Box score bits (AL):Detroit Tigers right-hander Max Scherzer upped his record to 10-0 with Monday's win over the Baltimore Orioles, striking out 10 and permitting one run over six innings. Scherzer would appear to be an obvious sell-high choice because of his win/loss mark, but the ERA and K rates are real. Meanwhile, lefty Drew Smyly finished up that game with three perfect innings, earning his second save, but the bigger news could be that he will not be replacing injured right-hander Anibal Sanchez in the rotation. Rookie lefty Jose Alvarez, thriving at Triple-A Toledo and winner of his big league debut June 9, is scheduled to get the call Thursday. Chicago White Sox lefty Jose Quintana hasn't won in a month; his outing Monday was disappointing because he couldn't even make it through five innings. There's upside, but Jake Peavy will return eventually. There's a good reason it's not wise for me to recommend Seattle Mariners right-hander Aaron Harang despite shutouts in two of his past five outings. Monday is the reason: Harang was pounded for 12 hits and four runs in five innings. Los Angeles Angels outfielder Josh Hamilton hit his 10th home run Monday, doing so out of the No. 2 lineup spot. The Angels can try anything with the batting order, but there's still little indication Hamilton is heating up.

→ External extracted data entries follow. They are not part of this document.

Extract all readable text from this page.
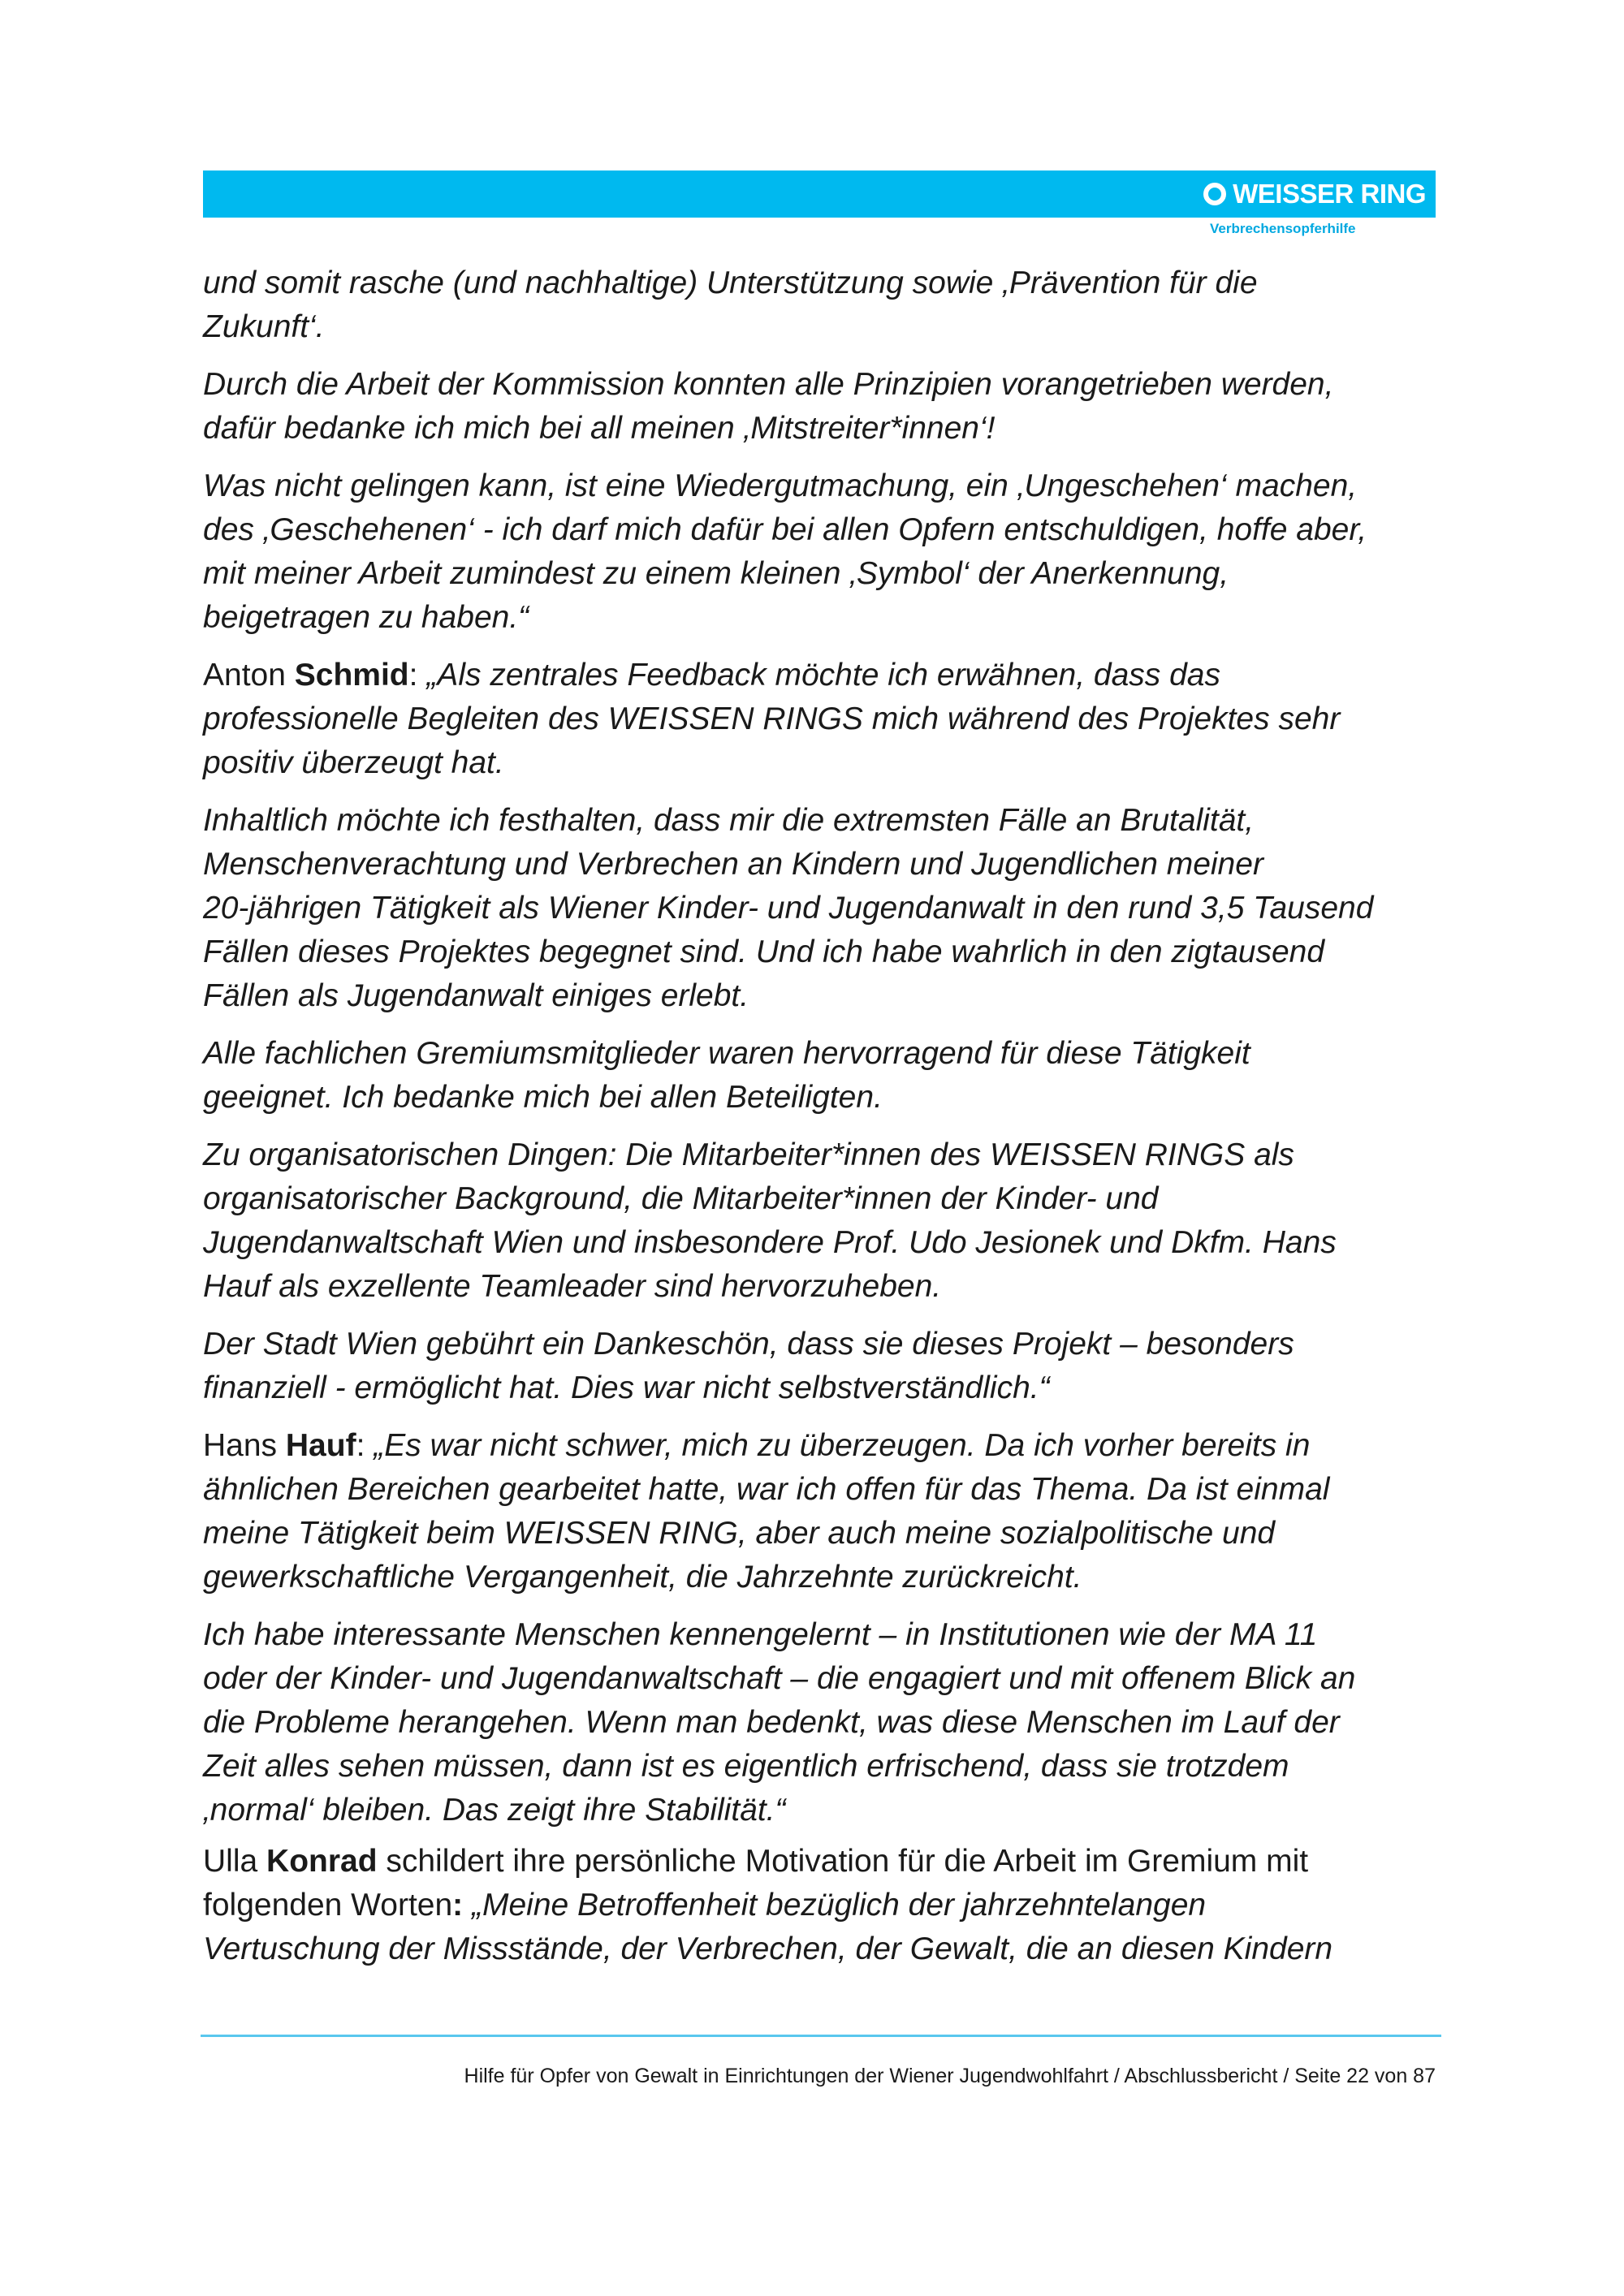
WEISSER RING
Verbrechensopferhilfe

und somit rasche (und nachhaltige) Unterstützung sowie ‚Prävention für die
Zukunft‘.

Durch die Arbeit der Kommission konnten alle Prinzipien vorangetrieben werden,
dafür bedanke ich mich bei all meinen ‚Mitstreiter*innen‘!

Was nicht gelingen kann, ist eine Wiedergutmachung, ein ‚Ungeschehen‘ machen,
des ‚Geschehenen‘ - ich darf mich dafür bei allen Opfern entschuldigen, hoffe aber,
mit meiner Arbeit zumindest zu einem kleinen ‚Symbol‘ der Anerkennung,
beigetragen zu haben.“

Anton Schmid: „Als zentrales Feedback möchte ich erwähnen, dass das
professionelle Begleiten des WEISSEN RINGS mich während des Projektes sehr
positiv überzeugt hat.

Inhaltlich möchte ich festhalten, dass mir die extremsten Fälle an Brutalität,
Menschenverachtung und Verbrechen an Kindern und Jugendlichen meiner
20-jährigen Tätigkeit als Wiener Kinder- und Jugendanwalt in den rund 3,5 Tausend
Fällen dieses Projektes begegnet sind. Und ich habe wahrlich in den zigtausend
Fällen als Jugendanwalt einiges erlebt.

Alle fachlichen Gremiumsmitglieder waren hervorragend für diese Tätigkeit
geeignet. Ich bedanke mich bei allen Beteiligten.

Zu organisatorischen Dingen: Die Mitarbeiter*innen des WEISSEN RINGS als
organisatorischer Background, die Mitarbeiter*innen der Kinder- und
Jugendanwaltschaft Wien und insbesondere Prof. Udo Jesionek und Dkfm. Hans
Hauf als exzellente Teamleader sind hervorzuheben.

Der Stadt Wien gebührt ein Dankeschön, dass sie dieses Projekt – besonders
finanziell - ermöglicht hat. Dies war nicht selbstverständlich.“

Hans Hauf: „Es war nicht schwer, mich zu überzeugen. Da ich vorher bereits in
ähnlichen Bereichen gearbeitet hatte, war ich offen für das Thema. Da ist einmal
meine Tätigkeit beim WEISSEN RING, aber auch meine sozialpolitische und
gewerkschaftliche Vergangenheit, die Jahrzehnte zurückreicht.

Ich habe interessante Menschen kennengelernt – in Institutionen wie der MA 11
oder der Kinder- und Jugendanwaltschaft – die engagiert und mit offenem Blick an
die Probleme herangehen. Wenn man bedenkt, was diese Menschen im Lauf der
Zeit alles sehen müssen, dann ist es eigentlich erfrischend, dass sie trotzdem
‚normal‘ bleiben. Das zeigt ihre Stabilität.“

Ulla Konrad schildert ihre persönliche Motivation für die Arbeit im Gremium mit
folgenden Worten: „Meine Betroffenheit bezüglich der jahrzehntelangen
Vertuschung der Missstände, der Verbrechen, der Gewalt, die an diesen Kindern

Hilfe für Opfer von Gewalt in Einrichtungen der Wiener Jugendwohlfahrt / Abschlussbericht / Seite 22 von 87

Box score bits (NL):Pittsburgh Pirates outfielder Starling Marte returned to the starting lineup Monday after a lost weekend due to an oblique strain and was hitless in five at-bats. Marte did make a tremendous diving catch, but his batting average dropped six points. There's more regression coming due to his proclivity for striking out. With setup men Jonathan Broxton and Sean Marshall on the DL, the Cincinnati Reds turned to rookie starter Tony Cingrani with a slim lead to get a few outs in the eighth inning Monday. Cingrani should remain in the role, where he can deliver some value. St. Louis Cardinals rookie Shelby Miller won for the eighth time Monday, but he left after five innings with leg cramps. Don't worry about Miller, the leading contender for top NL rookie honors. Colorado Rockies lefty Jorge De La Rosa permitted one hit and nary a run in seven impressive frames at Toronto on Monday, leaving after 95 pitches because of a sore thumb. De La Rosa is the No. 42 starting pitcher on the Player Rater, yet he's owned in barely a third of leagues. Note that he's thriving on the road (3.04 ERA) and at Coors Field (5-1, 3.40 ERA). Arizona Diamondbacks closer Heath Bell allowed a home run to Giancarlo Stanton to lose Monday's game. Bell now has allowed home runs in three consecutive outings, and J.J. Putz should return later this month.